Participation au putsch.
Penser que le commandant de Saint Marc a été manipulé par ses sous-officiers traduit une certaine ignorance du déroulement de la journée et de la discipline militaire.
Des humanistes admirables ?
- L’évocation élogieuse de Paul Teitgen et de Bollardière par Manceron mériterait d’être nuancée (4).
- Michelo Debré écrit à Edmond Michelet le 19 septembre 1960 que «les mérites du personnage sont minces… Outre que son récit est mensonger, sa conduite n’est pas admissible et ses propos ne sont pas tolérables». Le même Michelet déplore la déclaration de Teitgen au procès Jeanson.
- l’historien Pervillé met en doute les estimations de Teitgen sur les assignations à résidence.

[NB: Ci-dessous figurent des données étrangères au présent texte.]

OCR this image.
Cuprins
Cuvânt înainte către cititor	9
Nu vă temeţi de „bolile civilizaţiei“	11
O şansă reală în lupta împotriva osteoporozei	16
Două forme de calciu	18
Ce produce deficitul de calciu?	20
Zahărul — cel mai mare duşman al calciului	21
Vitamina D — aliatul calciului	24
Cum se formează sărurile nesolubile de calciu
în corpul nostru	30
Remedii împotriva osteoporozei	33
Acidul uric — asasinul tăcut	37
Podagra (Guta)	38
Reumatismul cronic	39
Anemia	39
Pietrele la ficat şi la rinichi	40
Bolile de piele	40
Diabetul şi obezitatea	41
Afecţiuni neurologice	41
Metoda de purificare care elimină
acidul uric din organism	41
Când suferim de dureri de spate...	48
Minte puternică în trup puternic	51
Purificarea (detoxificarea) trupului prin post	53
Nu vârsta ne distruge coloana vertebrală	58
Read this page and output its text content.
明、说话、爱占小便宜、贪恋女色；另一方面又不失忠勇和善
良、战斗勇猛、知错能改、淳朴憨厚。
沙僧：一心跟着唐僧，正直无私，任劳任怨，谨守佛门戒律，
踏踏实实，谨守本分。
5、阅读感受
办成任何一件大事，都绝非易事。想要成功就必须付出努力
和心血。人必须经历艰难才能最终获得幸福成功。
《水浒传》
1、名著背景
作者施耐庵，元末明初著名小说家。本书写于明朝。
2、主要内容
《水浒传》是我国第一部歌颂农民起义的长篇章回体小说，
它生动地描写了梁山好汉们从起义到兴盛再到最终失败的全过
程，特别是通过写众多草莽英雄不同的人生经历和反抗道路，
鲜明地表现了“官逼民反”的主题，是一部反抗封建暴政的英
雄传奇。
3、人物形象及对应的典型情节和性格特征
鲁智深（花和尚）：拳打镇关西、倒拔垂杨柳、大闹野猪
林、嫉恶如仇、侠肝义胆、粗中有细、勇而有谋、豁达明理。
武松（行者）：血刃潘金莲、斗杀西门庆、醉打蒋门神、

- Les mêmes réserves peuvent être exprimées sur le général de Bollardière, qui reçu par le général Allard, ne peut lui expliquer les raisons de son désaccord avec Massu. Avant de quitter Alger, il déclare à Salan qu’il se tiendra «à l’écart de toute polémique» ; c’est parce qu’il n’a pas respecté cet engagement qu’il sera sanctionné. Le général Ely estime «sa faute très grave ; il a fait le jeu de l’ennemi».
- Il y aurait beaucoup à dire sur les qualités attribuées à Vidal-Naquet et au général Katz. Mais une recension historique n’est pas un exercice de polémique.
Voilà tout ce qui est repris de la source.